To get into the new technology, see also this page.
I want to try and play with these new QRCode to find out if it is really useful and suitable to fit into one of my projects but I cannot find any library for it. I want to find a library that can be used in Android, Delphi, PHP, AS3 or/and javascript. Is there a 'hidden' link on the internet that brings me to such library?
The next thing I wonder about is reading speed. For example, the ZBAR and XZing library reads QR-Codes at razor speed. And what about error correction, is it accurate enough? Because it is using a smaller footprint, is it easy to read by a camera? Is it worth it to invest time in this new format?
Does have anyone more information about this or is there a demo project that I can download?
EDIT 12/01/2018:
Today I found YAB (Yet Another Barcode), initiated by fraunhofer institute. It is a 3D barcode with colors that can hold more data in a smaller form factor.

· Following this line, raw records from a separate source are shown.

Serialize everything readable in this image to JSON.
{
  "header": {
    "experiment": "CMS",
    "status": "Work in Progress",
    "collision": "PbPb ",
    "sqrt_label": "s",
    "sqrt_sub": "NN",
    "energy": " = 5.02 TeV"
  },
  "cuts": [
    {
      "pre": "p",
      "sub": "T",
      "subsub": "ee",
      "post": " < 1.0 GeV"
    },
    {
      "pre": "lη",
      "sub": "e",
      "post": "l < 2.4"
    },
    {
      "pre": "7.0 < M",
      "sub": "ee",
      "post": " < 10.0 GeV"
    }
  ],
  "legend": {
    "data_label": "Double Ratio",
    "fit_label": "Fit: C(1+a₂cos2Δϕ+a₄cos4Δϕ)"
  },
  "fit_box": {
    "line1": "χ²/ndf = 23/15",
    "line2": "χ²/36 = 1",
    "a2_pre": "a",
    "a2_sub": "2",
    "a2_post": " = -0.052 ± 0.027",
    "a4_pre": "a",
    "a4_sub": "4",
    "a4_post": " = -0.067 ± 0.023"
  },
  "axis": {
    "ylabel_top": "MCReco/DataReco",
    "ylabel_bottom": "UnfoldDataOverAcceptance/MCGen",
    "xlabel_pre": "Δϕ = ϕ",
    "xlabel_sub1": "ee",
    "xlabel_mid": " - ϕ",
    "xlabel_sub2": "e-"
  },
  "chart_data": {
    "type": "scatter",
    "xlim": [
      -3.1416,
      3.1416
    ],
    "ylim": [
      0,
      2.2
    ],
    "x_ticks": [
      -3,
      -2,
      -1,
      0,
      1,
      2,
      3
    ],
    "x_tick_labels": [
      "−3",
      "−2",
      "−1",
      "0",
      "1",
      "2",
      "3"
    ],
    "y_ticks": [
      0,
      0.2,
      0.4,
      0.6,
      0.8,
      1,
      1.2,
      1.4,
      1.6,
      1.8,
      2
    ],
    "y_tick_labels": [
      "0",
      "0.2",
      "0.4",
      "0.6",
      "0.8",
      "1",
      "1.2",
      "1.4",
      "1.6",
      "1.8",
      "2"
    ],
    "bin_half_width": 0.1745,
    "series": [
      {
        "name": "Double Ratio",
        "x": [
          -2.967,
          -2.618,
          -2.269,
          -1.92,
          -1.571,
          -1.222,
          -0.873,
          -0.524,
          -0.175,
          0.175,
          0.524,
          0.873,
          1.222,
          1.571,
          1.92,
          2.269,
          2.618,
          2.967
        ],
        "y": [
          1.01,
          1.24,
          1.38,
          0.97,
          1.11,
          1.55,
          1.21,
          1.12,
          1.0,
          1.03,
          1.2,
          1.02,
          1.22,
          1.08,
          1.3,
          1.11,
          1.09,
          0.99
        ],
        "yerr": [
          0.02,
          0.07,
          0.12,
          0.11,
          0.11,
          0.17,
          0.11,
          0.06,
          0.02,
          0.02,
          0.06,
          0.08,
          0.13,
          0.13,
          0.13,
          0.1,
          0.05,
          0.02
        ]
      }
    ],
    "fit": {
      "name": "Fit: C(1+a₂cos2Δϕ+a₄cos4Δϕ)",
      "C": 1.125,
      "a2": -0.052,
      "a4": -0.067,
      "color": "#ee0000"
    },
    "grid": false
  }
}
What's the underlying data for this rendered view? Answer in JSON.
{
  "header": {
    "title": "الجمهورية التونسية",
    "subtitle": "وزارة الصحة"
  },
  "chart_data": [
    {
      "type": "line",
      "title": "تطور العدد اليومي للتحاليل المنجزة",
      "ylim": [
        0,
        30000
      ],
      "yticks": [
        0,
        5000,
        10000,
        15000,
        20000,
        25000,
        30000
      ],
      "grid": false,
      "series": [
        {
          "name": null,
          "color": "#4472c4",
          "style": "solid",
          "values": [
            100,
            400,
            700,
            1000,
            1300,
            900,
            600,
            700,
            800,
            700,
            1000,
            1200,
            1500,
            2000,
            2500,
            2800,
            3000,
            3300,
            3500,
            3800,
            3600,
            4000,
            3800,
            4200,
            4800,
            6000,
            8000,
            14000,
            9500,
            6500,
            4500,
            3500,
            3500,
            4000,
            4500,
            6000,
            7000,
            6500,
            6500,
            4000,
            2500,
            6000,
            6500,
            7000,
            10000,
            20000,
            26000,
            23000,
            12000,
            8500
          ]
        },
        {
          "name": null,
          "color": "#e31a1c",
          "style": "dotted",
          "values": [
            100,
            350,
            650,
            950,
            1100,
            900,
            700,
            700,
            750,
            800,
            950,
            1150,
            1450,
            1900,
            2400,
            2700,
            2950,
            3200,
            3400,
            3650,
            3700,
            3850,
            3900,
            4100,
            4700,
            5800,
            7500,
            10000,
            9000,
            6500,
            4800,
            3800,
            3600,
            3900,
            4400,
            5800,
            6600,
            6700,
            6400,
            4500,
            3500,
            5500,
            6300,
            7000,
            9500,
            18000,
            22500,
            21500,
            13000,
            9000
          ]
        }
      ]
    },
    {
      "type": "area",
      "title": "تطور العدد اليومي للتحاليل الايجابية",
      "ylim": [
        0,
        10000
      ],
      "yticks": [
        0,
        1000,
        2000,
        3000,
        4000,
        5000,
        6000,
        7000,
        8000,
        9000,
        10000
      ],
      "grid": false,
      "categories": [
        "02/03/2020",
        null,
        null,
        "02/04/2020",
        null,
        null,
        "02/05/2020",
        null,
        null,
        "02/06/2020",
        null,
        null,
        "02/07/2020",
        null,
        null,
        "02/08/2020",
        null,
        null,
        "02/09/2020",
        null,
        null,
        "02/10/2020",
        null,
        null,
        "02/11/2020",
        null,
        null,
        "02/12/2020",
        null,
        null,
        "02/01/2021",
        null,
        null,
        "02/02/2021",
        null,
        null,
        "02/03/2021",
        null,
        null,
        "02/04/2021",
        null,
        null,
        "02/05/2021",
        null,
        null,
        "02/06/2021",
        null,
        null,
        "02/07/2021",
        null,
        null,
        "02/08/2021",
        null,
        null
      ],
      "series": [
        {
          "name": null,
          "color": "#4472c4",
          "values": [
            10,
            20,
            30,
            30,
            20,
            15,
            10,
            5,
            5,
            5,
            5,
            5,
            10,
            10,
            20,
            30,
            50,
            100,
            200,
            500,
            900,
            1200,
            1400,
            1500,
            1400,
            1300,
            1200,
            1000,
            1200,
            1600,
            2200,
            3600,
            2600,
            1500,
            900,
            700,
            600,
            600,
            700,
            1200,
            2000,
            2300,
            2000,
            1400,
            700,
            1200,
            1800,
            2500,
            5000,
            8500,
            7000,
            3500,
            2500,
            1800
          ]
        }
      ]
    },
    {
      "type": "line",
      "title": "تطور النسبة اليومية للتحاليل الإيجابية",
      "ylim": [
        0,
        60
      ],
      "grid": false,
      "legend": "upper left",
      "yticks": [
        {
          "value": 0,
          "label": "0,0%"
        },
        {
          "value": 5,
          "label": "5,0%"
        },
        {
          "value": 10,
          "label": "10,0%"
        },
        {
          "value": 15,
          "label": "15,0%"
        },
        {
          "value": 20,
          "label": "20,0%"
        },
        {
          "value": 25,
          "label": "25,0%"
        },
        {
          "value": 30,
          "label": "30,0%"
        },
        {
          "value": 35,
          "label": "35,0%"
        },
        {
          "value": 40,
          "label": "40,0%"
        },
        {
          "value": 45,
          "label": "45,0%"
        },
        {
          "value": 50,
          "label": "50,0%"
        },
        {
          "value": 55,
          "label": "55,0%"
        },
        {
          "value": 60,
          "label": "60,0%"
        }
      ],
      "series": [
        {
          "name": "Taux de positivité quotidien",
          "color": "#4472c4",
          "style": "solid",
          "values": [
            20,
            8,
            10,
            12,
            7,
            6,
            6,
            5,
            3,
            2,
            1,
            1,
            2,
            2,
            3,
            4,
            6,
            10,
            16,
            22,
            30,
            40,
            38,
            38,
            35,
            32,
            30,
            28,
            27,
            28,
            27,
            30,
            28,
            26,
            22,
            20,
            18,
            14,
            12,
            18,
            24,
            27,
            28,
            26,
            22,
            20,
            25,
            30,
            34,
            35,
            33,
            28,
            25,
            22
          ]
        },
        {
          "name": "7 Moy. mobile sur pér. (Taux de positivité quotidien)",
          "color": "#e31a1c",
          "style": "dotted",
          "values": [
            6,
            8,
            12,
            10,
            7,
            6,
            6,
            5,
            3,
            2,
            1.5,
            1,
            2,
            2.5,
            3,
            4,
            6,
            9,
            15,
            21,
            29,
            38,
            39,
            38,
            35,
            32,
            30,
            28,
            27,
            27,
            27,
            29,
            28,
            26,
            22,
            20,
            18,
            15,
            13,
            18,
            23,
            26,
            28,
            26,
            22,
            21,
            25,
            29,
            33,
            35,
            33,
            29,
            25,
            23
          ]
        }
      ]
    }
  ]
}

It is free to use, source code available and deserves more attention, take a look at:
https://github.com/jabcode/jabcode
Or use the online demo:
https://jabcode.org/
Is there a 'hidden' link on the internet that brings me to such library?
After researching and googling, it seems that, unlike QR codes, the use of iQR codes is not free licensed by Denso Wave, the owner of the patent.
Is it worth it to invest time in this new format?
The format isn't really that new (it's been around since at least 2011) so, in my opinion, the lack of global success and the fact that it isn't freely distributed answers your question.